Production Case Scenario: C++ inference from Python-trained models

(Davide Boschetto) #1

Hi there!
I have had this problem for a while, and never thought about asking here… why not?

I need to use some models (Convnet VGG-ResNet style)I trained in Python (either with Keras, fastai, tensorflow, cntk) for inference in a C++ production environment. The requirements are basically:

  • Speed (inference in milliseconds)
  • Small size of the library and its dependencies.

The approaches that I found are two, mainly, one the opposite of the other:

  • Use the original APIs in C++ of the respective model (pro: speed, con: huge dependencies)
  • Rewrite from scratch Conv and Dense layers (not so speedy…)

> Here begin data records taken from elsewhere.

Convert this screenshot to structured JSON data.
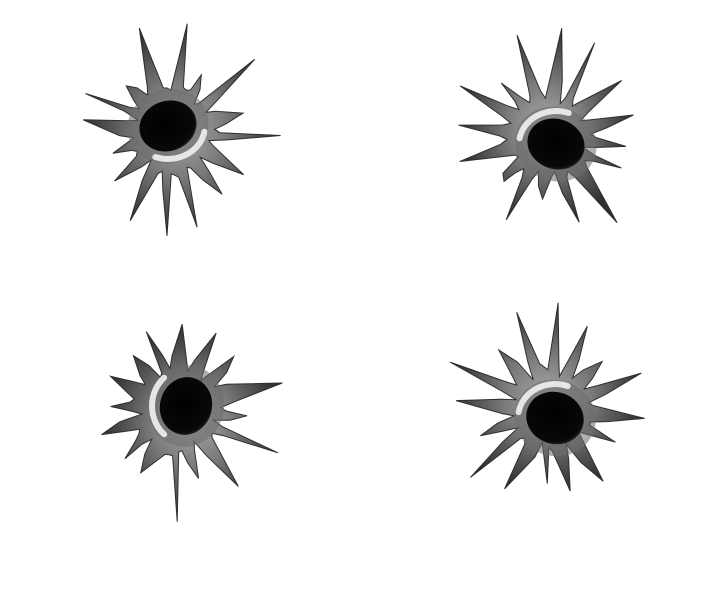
{
  "scene": {
    "background_color": "#ffffff",
    "subject": "bullet holes",
    "hole_count": 4,
    "holes": [
      {
        "name": "bullet-hole-top-left",
        "icon": "bullet-hole-icon",
        "highlight_side": "bottom-right"
      },
      {
        "name": "bullet-hole-top-right",
        "icon": "bullet-hole-icon",
        "highlight_side": "top-left"
      },
      {
        "name": "bullet-hole-bottom-left",
        "icon": "bullet-hole-icon",
        "highlight_side": "left"
      },
      {
        "name": "bullet-hole-bottom-right",
        "icon": "bullet-hole-icon",
        "highlight_side": "top-left"
      }
    ]
  },
  "colors": {
    "burst_outer": "#2f2f2f",
    "burst_mid": "#6b6b6b",
    "burst_inner": "#a4a4a4",
    "hole": "#050505",
    "highlight": "#f2f2f2"
  }
}
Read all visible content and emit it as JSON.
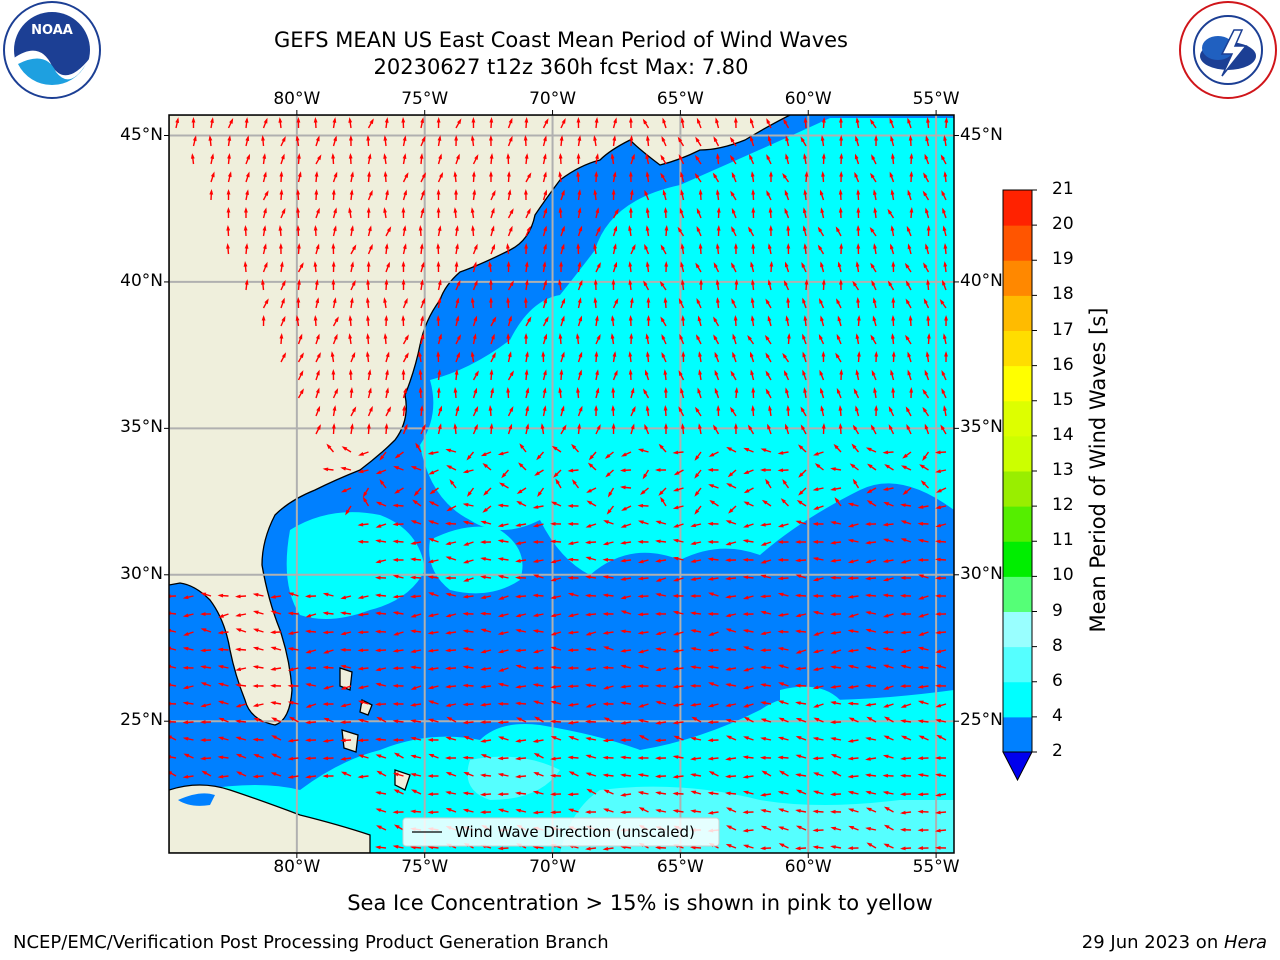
{
  "header": {
    "title_line1": "GEFS MEAN US East Coast Mean Period of Wind Waves",
    "title_line2": "20230627 t12z 360h fcst   Max: 7.80"
  },
  "logos": {
    "left": {
      "name": "noaa-logo",
      "text": "NOAA"
    },
    "right": {
      "name": "nws-logo"
    }
  },
  "map": {
    "lon_ticks": [
      "80°W",
      "75°W",
      "70°W",
      "65°W",
      "60°W",
      "55°W"
    ],
    "lat_ticks": [
      "45°N",
      "40°N",
      "35°N",
      "30°N",
      "25°N"
    ],
    "lon_values": [
      -80,
      -75,
      -70,
      -65,
      -60,
      -55
    ],
    "lat_values": [
      45,
      40,
      35,
      30,
      25
    ],
    "lon_range": [
      -85,
      -54.3
    ],
    "lat_range": [
      20.5,
      45.7
    ],
    "colors": {
      "land": "#efefdc",
      "ocean_low": "#0080ff",
      "ocean_mid": "#00ffff",
      "ocean_high": "#55ffff",
      "arrow": "#ff0000",
      "grid": "#b0b0b0"
    },
    "legend_label": "Wind Wave Direction (unscaled)"
  },
  "colorbar": {
    "label": "Mean Period of Wind Waves [s]",
    "ticks": [
      "2",
      "4",
      "6",
      "8",
      "9",
      "10",
      "11",
      "12",
      "13",
      "14",
      "15",
      "16",
      "17",
      "18",
      "19",
      "20",
      "21"
    ],
    "colors": [
      "#0080ff",
      "#00ffff",
      "#55ffff",
      "#99ffff",
      "#55ff77",
      "#00ee00",
      "#55ee00",
      "#99ee00",
      "#ccff00",
      "#ddff00",
      "#ffff00",
      "#ffdd00",
      "#ffbb00",
      "#ff8800",
      "#ff5500",
      "#ff2200"
    ],
    "extend_color": "#0000ee"
  },
  "footer": {
    "note": "Sea Ice Concentration > 15% is shown in pink to yellow",
    "left": "NCEP/EMC/Verification Post Processing Product Generation Branch",
    "right_date": "29 Jun 2023 on ",
    "right_machine": "Hera"
  }
}
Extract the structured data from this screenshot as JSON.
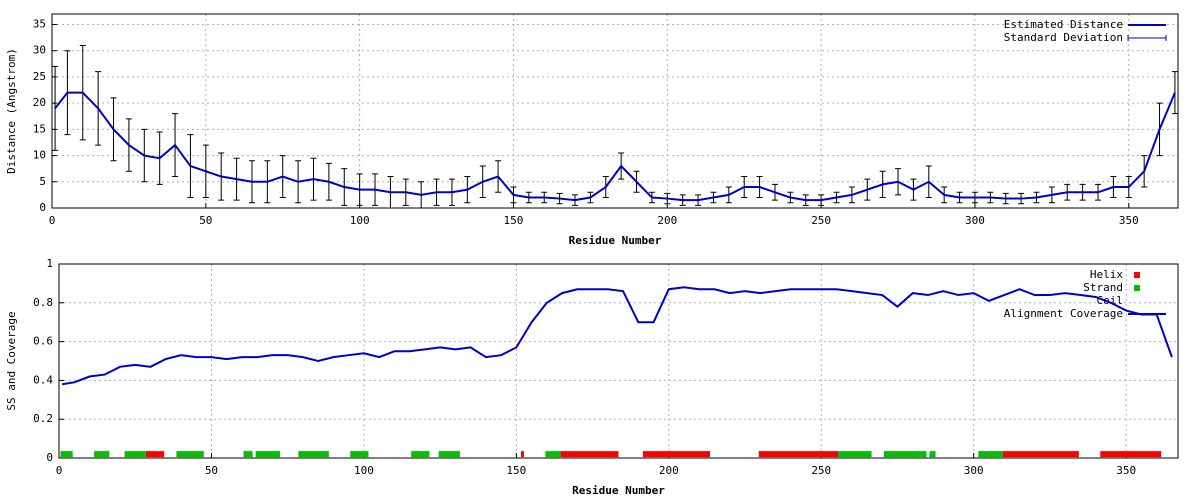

Had any of you somehow magically solved these issues?
Hoping for a feedback, thanks!

(Constantin) #2

You could go through Tensorflow Serving which has a C++ API as well and scales to arbitrary user numbers.
You’ll have to convert your model to TF’s protobuf format to make it work along with some other steps.
Check out these instructions by Saraj Raval:

(Constantin) #3

For smaller projects you can also use Flask.
Saraj has a video on that as well.

I deployed a little sentiment classifier model like in lesson 5 part1 to test this:

(Tuatini GODARD) #4

It really depends on the framework you use.
If you use pytorch for instance you may want to take a look at the ONNX format which allow you to export your pytorch (or model to a format readable by Caffe2. Caffe2 being production ready and is suited for IOT devices.
If you use Tensorflow/Keras you may want to export your models to its default format and then read them from the Tensorflow C++ API on your IOT device/production environment.
Ofc as you mentioned the con is having a huge dependency to the system lib. In my blog post I show how you can build tensorflow with the C++ interface as a standalone app (which means a portable project with no dependencies to the system libs excepted the basic ones which are in all systems like the libc). Hope it helps :slight_smile:

(Matthijs) #5

Another solution is to replace the VGGNet-style network with something that’s smaller and faster. Depthwise separable convolutions such as used in MobileNet are way faster than the regular convolutions + fully-connected layers that are used in VGGNet. (Of course, you’ll have to retrain your model.)

I do consulting work for deep learning on iOS and using MobileNet-style architectures it is possible to run deep neural networks in real-time (> 30 FPS) on iPhone 6 and up. I’m not sure what your environment is, and whether you have access to a GPU, but the choice of model architecture definitely makes a big impact on the speed.

(Davide Boschetto) #6

Sorry for the late reply, it’s been a tough week!
Thanks for the insights, I’ll try something this week and get back to you all!